Durch den Ärger wird Frau Roggens Mund ganz trocken und ein warmer, intensiver Würstchenhauch weht Baris ins Gesicht. Baris wird sofort leicht übel davon. Sabine nutzt die Gelegenheit um sich weitere Prinzenrollen unter den Nagel zu reißen.

Frau Roggen: … wie können Sie solche Dinge schreiben? Was haben Sie nur für einen Charakter? Also mit ihrem Karma möchte ich nicht tauschen.

Als Frau Roggen das t von tauschen ausspricht, springt ein Würstchenkrümel aus ihre Mund und landet direkt auf der Unterlippe von Baris. Augenblicklich stößt Baris auf und es wird ihm diesmal richtig schlecht. Er muss sich setzen. Alexander, Martin, Georg, die Polizisten und Herr Schöneberg kommen alle relativ aufgebracht ins Büro gestürmt.

Frau Roggen kreischt zu Alexander: Herr Hahn! Herr Haaahn! Ich kann unter diesen Umständen nicht dieses Arbeitsverhältnis aufrecht erhalten. Ich werde gemobbt. Herr Bayrak mobbt mich.

Herr Hahn entschuldigt sich für einen Moment und kommt zu Baris und Frau Roggen.

Frau Roggen: Lesen Sie selbst. [sie deutet demonstrativ auf den Facebook Chat]

Alexander liest den Chat und muss laut lachen. Frau Roggen weicht vollkommen schockiert zurück. Baris sitzt mit grünem Gesicht auf seinem Stuhl und hält sich den Bauch. Auch Georg und Martin kommen zu Alex und lesen den Chat. Als dann auch die beiden in schallendes Gelächter ausbrechen, kann Alexander kaum mehr das Lachen unterdrücken und alle drei bekommen einen ausgewachsenen Lachanfall.
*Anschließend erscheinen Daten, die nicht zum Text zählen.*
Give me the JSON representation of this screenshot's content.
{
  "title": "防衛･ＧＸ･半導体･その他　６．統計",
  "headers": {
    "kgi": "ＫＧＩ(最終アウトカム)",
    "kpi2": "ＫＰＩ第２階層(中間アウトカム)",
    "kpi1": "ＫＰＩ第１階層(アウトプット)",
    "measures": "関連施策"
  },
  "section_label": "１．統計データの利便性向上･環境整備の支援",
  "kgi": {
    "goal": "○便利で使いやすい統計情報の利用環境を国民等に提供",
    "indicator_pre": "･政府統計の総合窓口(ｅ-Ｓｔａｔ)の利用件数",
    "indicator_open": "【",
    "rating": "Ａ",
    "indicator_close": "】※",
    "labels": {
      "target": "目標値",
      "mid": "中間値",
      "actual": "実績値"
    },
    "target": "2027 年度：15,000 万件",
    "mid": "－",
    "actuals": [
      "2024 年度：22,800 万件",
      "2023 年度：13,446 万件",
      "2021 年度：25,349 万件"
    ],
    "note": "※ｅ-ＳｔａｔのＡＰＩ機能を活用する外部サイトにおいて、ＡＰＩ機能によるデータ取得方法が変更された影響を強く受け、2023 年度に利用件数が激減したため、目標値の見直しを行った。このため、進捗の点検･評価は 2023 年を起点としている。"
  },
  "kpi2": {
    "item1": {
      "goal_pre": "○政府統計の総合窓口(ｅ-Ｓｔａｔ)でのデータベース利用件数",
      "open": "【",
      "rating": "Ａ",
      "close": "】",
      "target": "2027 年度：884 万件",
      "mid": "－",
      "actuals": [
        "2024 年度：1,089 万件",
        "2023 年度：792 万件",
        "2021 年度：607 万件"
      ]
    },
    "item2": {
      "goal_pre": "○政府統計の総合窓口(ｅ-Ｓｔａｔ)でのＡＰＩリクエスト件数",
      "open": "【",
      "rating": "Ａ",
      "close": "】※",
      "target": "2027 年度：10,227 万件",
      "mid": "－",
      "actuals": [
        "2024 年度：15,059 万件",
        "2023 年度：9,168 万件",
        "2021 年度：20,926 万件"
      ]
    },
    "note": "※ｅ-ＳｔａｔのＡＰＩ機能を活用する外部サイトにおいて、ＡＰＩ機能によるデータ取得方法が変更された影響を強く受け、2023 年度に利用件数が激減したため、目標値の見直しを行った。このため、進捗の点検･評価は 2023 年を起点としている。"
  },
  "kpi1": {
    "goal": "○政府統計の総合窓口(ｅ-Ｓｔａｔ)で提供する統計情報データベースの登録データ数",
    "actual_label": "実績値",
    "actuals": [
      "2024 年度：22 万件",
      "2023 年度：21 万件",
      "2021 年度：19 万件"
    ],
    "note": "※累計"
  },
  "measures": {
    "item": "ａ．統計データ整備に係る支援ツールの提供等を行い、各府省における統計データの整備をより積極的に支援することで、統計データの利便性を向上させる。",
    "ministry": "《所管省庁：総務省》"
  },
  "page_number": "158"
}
Frau Roggen trabt zu ihrem Schreibtisch, packt ihre Sachen in Windeseile zusammen und stürmt aus dem Büro.

Frau Roggen beim Rauspoltern: Dass muss ich mir nicht bieten lassen. Ich werde mir überlegen, ob ich in diesem Chaos-Büro noch arbeiten möchte. Eindeutig zuviel negative Energien.